U STREET WAS A HAVEN FOR BLACKS WITH MONEY, PEOple who had some class about them. I opened Cecelia's restaurant at 12th and U streets in 1953. And I was there until 1958. At that time there was no integration in the city. The Lincoln Colonnade was a dance hall under the Lincoln Theatre on U Street. When the crowd would come to the dances at the Lincoln Colonnade, they would come to my place before the dance or after the dance. My place was very nice, a plush restaurant. I had red velvet, wall-to-wall carpeting, a cloverleaf bar and oversized black leather stools. They called it the little Stork Club of Washington. After integration, things changed. Then I moved to 618 T Street, right across the street from the Howard Theatre.

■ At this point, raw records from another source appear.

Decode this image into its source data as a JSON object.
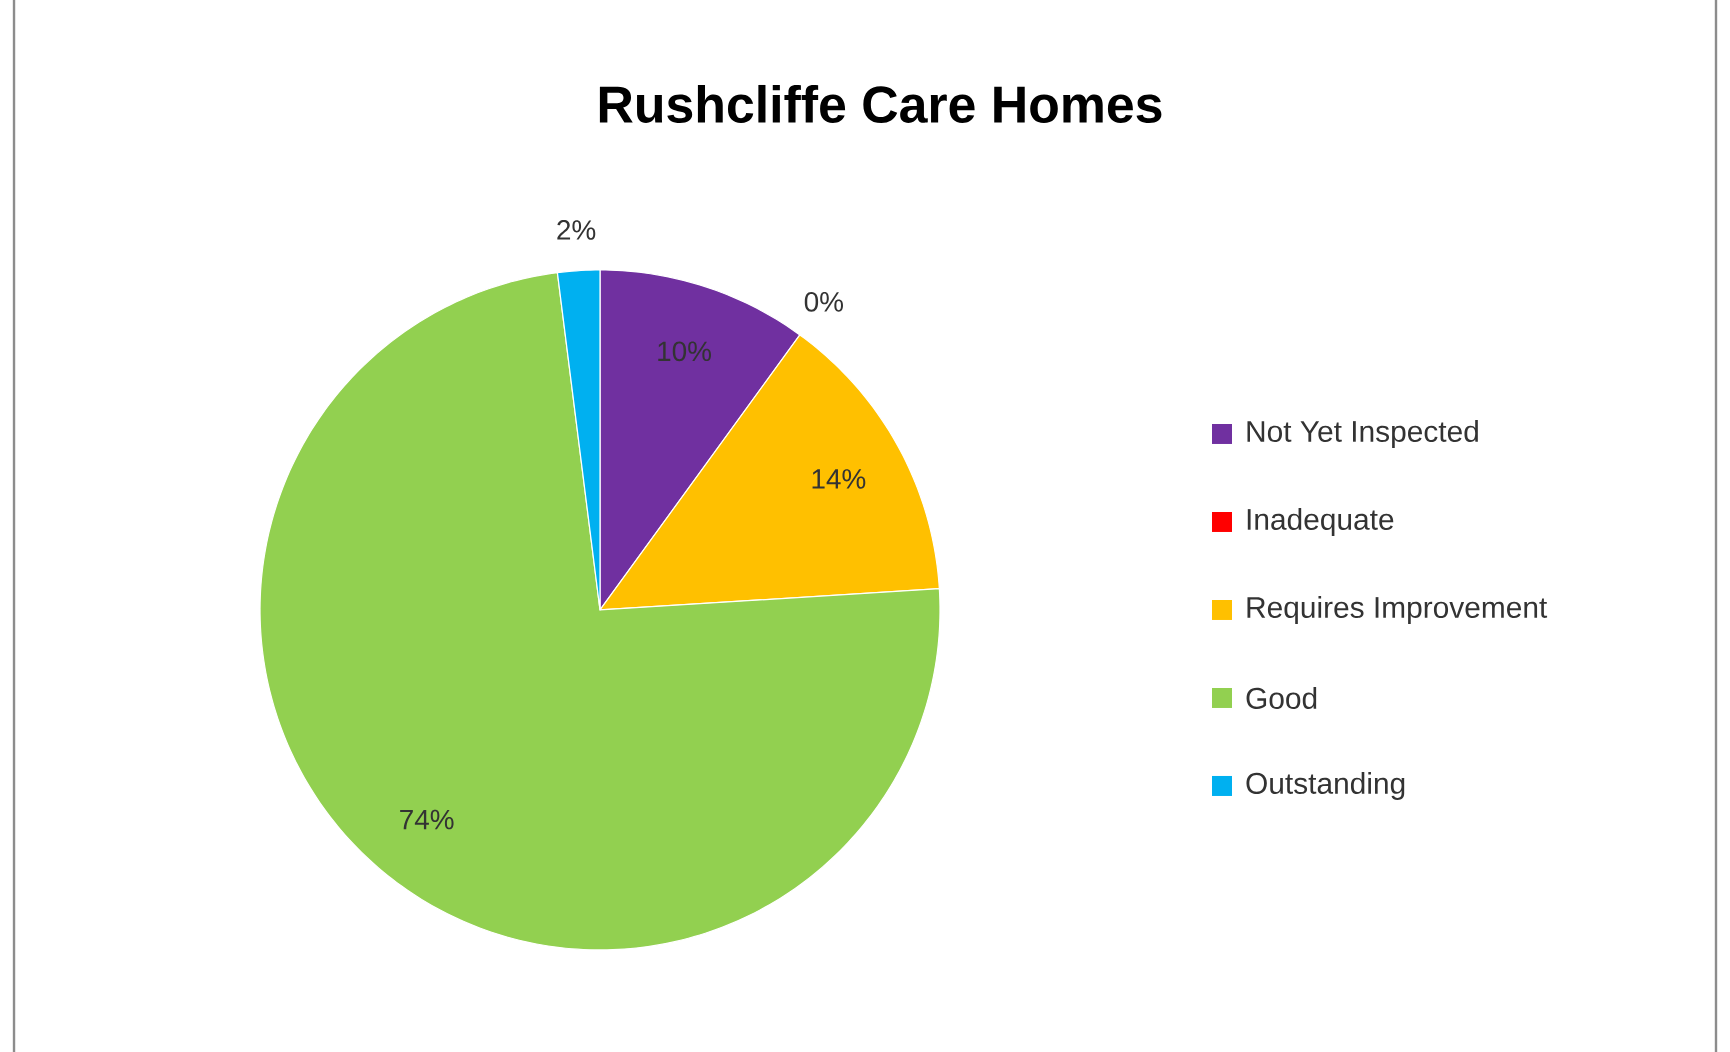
{
  "chart_data": {
    "type": "pie",
    "title": "Rushcliffe Care Homes",
    "categories": [
      "Not Yet Inspected",
      "Inadequate",
      "Requires Improvement",
      "Good",
      "Outstanding"
    ],
    "values": [
      10,
      0,
      14,
      74,
      2
    ],
    "colors": [
      "#7030a0",
      "#ff0000",
      "#ffc000",
      "#92d050",
      "#00b0f0"
    ],
    "value_labels": [
      "10%",
      "0%",
      "14%",
      "74%",
      "2%"
    ],
    "legend": "right"
  }
}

At Cecelia's we served home-cooked food. Beef stew, lima beans, ham hocks and chitterlings. I had chops and steaks, too. The big drink was scotch -- Johnny Walker Black.
Jackie Wilson, Redd Foxx, Dinah Washington, Billie Holiday, all of them came in. Peg Leg Bates, all of those people. Cab Calloway, Jimmy Lunceford's band, the Count Basie band, we had them all. Joe Louis, Sugar Ray Robinson, some of the baseball players. On the second floor of my restaurant on T Street, I had a rooming house, like a little hotel. It was where the performers stayed. It was set up as a rooming house. Just about everybody stayed there.
Black Washington's affluent frequented my club at 12th and U more than at 7th and T. That club on U Street was more personal. It could accommodate 35. I'd rather not say who were my patrons -- a lot of the doctors, lawyers, schoolteachers. Joe Louis was a regular. He was the best man at my wedding. I knew him very, very well. When Charles Diggs was first sworn in as a congressman, a whole trainload of people from Detroit came to my restaurant.
Everybody at my club at 12th and U dressed like they were on their way to church or a grand affair. Even if it was 12 noon, they were dressed to come in the door.
So many people, famous people, would be at the bar. James Brown would come in my place. We became good friends. Sam Cooke left from my restaurant that night after the last show at the Howard Theatre. He had come in and said good night. He left after midnight. The next thing we heard, he had been killed. We dearly loved him. It was a shock to us. He was a hell of a singer.
What was unique about that time, compared to now, was women being unescorted. Women's clubs would come over to my place after meeting and they felt comfortable. Women had no interference as far as men hitting on them. They felt safe. They didn't feel they had to have their husbands meet them.
Back then everybody knew everybody. If someone drank a little too much, there was always someone to see him home. It seems like the whole climate of the city was different then. I never had a security guard. I actually ran that place as far as discipline, and no problem. Today, a woman couldn't do that.
We had black policemen. There was Lieutenant Dan Pittman. He was the oldest and best known. My family had a liquor store on U Street two or three doors from the Lincoln Theatre. We knew all the black policemen. Walking policemen had relationships with businessmen on U Street. I feel that had a lot to do with why we didn't have a lot of problems.
The different clubs and bars on U Street had followings as different as day and night. In some clubs you would see the lawyers and doctors. Right across the street would be a club where the truck drivers and blue-collar people relaxed.
It was like a party up there. It was really, really nice on U Street.